Быть владелицей предприятия — это постоянно делать выбор между собственным кошельком, нуждами завода и требованиями работников. Не потратишься на ремонт машин — всё встанет, не прибавишь жалованья ткачихам — они вой поднимут, а то и вовсе разломают оборудование. И кому какое дело, что дома у хозяйки протекают потолки и от сырости обваливается штукатурка?
7
После обедни отец Афанасий позвал баб на богоугодное дело — помочь с уборкой хлеба. Бабы, нарядные, цветистые, веселые, отправились на жнивье. Нина пошла посмотреть на работу, не утерпела и тоже попросила серп.
— Э, барыня, да ты не смогешь, — пересмеивались они, но все же показали ей, как надо захватить горсть стеблей и ударить серпом под самый корень, чтобы поменьше пропадало соломы.
Через десять минут Нина устала: вроде простые движения, но все время внаклонку, в монотонном ритме.
Бабы быстро убрали поповский хлеб. Назад пошли с песнями, ввалились во двор к батюшке.
— Ай, милые, ай, любезные бабоньки мои! — хлопотал отец Афанасий и наливал каждой по стаканчику водки.

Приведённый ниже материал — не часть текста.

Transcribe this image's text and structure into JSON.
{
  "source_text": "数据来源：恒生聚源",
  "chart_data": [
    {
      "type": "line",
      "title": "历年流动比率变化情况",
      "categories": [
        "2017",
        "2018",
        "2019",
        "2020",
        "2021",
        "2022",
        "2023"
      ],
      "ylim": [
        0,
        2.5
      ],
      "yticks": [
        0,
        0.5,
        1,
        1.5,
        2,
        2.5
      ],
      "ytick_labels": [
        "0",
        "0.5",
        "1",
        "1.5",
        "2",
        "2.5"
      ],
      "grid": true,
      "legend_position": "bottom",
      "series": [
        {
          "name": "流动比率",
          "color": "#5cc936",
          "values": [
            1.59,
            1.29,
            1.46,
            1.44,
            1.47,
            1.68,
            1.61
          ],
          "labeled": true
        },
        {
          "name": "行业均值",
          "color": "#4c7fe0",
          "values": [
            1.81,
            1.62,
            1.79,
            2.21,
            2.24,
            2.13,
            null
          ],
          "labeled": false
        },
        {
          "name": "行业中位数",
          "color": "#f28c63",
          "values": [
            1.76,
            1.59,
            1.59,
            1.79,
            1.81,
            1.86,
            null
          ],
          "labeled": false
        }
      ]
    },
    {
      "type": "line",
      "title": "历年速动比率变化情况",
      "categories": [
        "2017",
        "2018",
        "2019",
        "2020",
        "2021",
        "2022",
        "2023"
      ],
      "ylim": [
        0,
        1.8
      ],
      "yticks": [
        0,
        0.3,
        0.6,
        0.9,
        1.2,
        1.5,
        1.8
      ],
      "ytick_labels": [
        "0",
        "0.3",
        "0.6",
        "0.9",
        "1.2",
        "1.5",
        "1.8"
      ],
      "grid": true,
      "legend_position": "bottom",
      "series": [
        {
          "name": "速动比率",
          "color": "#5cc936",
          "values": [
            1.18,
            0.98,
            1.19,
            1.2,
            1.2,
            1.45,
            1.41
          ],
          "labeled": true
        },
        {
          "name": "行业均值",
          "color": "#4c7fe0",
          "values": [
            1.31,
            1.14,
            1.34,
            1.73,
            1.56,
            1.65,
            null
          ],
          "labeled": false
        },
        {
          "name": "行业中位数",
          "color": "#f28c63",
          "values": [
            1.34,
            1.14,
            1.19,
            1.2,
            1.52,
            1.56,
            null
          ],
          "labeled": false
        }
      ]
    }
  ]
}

Матушка приготовила угощение для работниц, напекла черных калиток с творогом, поставила на лед ведра с квасом. На козлах доски, накрытые чистыми полотенцами, в больших тарелках круто посоленные огурцы и жареная рыба с зеленым луком. Запыхавшиеся поповны тащили пироги — с рисом, с капустой, с изюмом, с вареньем; резали их широкими ломтями. Из бутылок лился квас. Кружек и чашек, собранных по избам, не хватало, и их передавали из рук в руки.
Дядя Гриша позвал Нину ужинать на приступки к сараю, откуда всех хорошо было видно.
— Помнишь старого барина Мохова? — спросил он, сворачивая цигарку.
Нина кивнула: Мохов всегда ездил в гости с чемоданом шишек для самовара. Он утверждал, что они у него самые пахучие.
Дядя Гриша закурил:
— Нет больше моховской усадьбы. И соснового бора тоже нет. Все вырубили, да так и оставили: лошадей нет вывозить.
— Зачем же срубили? — нахмурившись, спросила Нина.
— А чего его жалеть? Он помещичий. К моховским мужикам неделю назад явился какой-то тип, назвался революционным матросом и подговорил их разграбить господский дом. Пришли в три ночи с топорами: боялись, вдруг барин будет из ружья палить? А он в город уехал… Так что дом сожгли, коров перерезали, а лебедям на пруду б'oшки поскручивали. Они спали, лебеди-то, — бери их голыми руками.